The environmental groups argued in their filings that grizzly bears in the project area are already struggling from an increase in human and motorized activity, both of which deprive the carnivores of the secure habitat they need to live and reproduce. Logging, they argued, would further challenge grizzlies’ ability to maintain a stable population in the area. There are currently about 1,000 grizzlies in the Greater Yellowstone Ecosystem, which is anchored by Yellowstone National Park. 

Plaintiffs also pointed out that nearly 15,000 acres of the project are designated as habitat for Canada lynx, which are adversely impacted by logging and have been federally protected since 2000. Lynx have occasionally been spotted in Greater Yellowstone, but the U.S. Fish and Wildlife Service wrote in a 2024 report that there does not appear to be a resident breeding population in the area. 

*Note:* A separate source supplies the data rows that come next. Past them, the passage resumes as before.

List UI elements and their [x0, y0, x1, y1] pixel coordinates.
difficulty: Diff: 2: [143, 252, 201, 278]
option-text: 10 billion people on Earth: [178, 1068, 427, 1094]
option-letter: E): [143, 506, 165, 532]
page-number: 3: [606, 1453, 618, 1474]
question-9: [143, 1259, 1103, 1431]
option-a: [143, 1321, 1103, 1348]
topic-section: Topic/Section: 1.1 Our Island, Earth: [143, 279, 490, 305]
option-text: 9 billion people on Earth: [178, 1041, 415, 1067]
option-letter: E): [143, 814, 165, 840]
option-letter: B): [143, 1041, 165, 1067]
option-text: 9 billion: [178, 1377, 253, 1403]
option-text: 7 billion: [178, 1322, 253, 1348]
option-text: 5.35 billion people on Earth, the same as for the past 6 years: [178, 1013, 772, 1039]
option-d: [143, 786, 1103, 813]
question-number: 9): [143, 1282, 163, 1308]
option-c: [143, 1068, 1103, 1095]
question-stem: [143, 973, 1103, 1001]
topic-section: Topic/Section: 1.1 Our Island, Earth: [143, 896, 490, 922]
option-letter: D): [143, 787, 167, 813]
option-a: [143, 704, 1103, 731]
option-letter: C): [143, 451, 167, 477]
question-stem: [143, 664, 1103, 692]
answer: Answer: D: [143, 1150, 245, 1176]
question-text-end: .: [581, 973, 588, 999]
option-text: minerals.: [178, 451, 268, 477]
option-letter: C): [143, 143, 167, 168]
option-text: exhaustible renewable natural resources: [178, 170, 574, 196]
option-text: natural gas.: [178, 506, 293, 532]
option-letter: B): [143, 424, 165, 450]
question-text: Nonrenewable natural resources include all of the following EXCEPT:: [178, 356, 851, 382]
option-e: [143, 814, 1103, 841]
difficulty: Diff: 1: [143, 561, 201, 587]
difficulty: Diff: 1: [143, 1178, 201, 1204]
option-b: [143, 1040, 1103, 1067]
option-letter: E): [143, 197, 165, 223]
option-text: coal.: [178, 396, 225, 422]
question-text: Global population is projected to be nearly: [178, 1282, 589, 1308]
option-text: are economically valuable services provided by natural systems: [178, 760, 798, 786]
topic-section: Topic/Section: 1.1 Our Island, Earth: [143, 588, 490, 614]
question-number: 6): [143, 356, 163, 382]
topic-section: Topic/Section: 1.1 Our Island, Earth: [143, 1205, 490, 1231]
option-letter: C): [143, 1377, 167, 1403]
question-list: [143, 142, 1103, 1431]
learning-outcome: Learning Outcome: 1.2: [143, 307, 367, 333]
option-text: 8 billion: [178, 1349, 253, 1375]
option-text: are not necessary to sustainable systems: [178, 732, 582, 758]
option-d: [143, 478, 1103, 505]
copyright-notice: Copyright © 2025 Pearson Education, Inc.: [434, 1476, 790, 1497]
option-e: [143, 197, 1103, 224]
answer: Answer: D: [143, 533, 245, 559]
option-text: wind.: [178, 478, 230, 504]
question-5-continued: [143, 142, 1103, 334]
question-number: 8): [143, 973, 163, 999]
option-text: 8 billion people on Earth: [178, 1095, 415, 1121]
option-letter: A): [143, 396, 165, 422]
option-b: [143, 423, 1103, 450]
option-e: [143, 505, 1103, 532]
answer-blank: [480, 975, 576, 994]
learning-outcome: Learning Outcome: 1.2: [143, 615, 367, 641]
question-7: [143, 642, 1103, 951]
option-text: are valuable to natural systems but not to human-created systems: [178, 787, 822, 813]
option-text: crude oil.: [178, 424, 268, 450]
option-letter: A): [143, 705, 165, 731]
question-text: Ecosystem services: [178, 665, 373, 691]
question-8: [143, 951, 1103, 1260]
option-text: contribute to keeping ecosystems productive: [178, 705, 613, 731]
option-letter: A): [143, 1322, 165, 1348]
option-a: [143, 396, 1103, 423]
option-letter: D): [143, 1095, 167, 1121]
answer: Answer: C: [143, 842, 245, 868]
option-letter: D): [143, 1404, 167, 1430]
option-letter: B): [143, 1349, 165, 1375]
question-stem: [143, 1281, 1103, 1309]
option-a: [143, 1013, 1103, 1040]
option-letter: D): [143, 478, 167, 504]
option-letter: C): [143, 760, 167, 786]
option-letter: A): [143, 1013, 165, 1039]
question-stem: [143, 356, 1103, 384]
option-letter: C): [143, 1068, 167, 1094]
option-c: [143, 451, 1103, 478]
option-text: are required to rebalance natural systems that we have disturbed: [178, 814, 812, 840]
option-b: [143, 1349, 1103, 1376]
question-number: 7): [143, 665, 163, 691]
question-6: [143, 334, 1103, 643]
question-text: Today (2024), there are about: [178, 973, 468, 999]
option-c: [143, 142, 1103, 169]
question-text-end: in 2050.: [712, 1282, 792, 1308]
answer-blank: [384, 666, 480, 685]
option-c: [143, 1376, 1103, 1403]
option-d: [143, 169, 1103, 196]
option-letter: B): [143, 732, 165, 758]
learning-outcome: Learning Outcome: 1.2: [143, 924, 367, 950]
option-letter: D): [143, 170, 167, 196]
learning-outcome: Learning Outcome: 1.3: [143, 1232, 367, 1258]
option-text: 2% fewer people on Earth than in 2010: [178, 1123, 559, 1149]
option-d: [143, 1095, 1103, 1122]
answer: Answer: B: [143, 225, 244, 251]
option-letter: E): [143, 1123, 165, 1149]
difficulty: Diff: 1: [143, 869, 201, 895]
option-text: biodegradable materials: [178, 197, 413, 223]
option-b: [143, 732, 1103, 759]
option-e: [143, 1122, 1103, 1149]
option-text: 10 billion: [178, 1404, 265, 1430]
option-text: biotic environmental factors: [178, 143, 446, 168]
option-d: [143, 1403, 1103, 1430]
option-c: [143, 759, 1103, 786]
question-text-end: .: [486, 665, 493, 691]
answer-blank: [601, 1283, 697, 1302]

Sun Mountain Lumber joined the Forest Service in the suit as an intervenor. The company had bid on one of the three timber sales associated with the project to establish a lumber supply for its sawmills in Deer Lodge and Livingston. Sean Steinebach, Sun Mountain’s outreach forester, said the decision “really hurts.” He hopes that the Forest Service will appeal it to the Ninth Circuit Court of Appeals, he said.

“Raw material for our operations is indispensable,” Steinebach said. “It’s a good project and [the Forest Service] did their due diligence. … They took everything into account.”

Steinebach contends that the agency should have been given more deference than Molloy offered it. “I’m not a judge, but I also don’t think judges should be managing our national forests,” he said.

In project documents and a 2023 interview with MTFP, Forest Service leadership maintained that they decided to leave the location open-ended so they could evaluate conditions on the ground. Additional information was needed, they said, to assess where mitigating the risk of difficult-to-control crown fires was most warranted and to increase the mix of young and old trees to discourage mountain pine beetle outbreaks.

In his order, Molloy took issue with the agency’s “conditions-based management” framework, arguing that it prevented the type of informed decision-making the National Environmental Policy Act requires. He wrote that the road-building has the potential to “eviscerate secure habitat” for grizzly bears and the failure to consider that possibility was “arbitrary and capricious.” Molloy also agreed with the environmental groups that the Forest Service failed to comply with aspects of the Custer Gallatin National Forest’s recently adopted forest plan regarding the administration of grizzly bear habitat and a limit on timber harvest in Canada lynx habitat.

Molloy rejected the plaintiffs’ claim regarding the Forest Service’s analysis of climate impacts associated with the removal and regrowth of pine trees within South Plateau’s boundary. Instead, he found that the agency conducted an adequate analysis of climate change considerations such as carbon storage and emissions.

In a press release about the decision, Bishop criticized the Forest Service for “arbitrarily defining secure habitat for grizzly bears as small as 10-acre patch sizes,” an approach he characterized as “playing too fast and loose with the law and with the science.”

“The agencies must now go back and do the rigorous, science-based analysis the law requires,” Mike Garrity of Alliance for the Wild Rockies wrote in a statement.

Since Molloy vacated the South Plateau decision in its entirety, the Forest Service will have to produce a new environmental analysis if it wishes to resurrect the project. It can also appeal the decision to a higher court.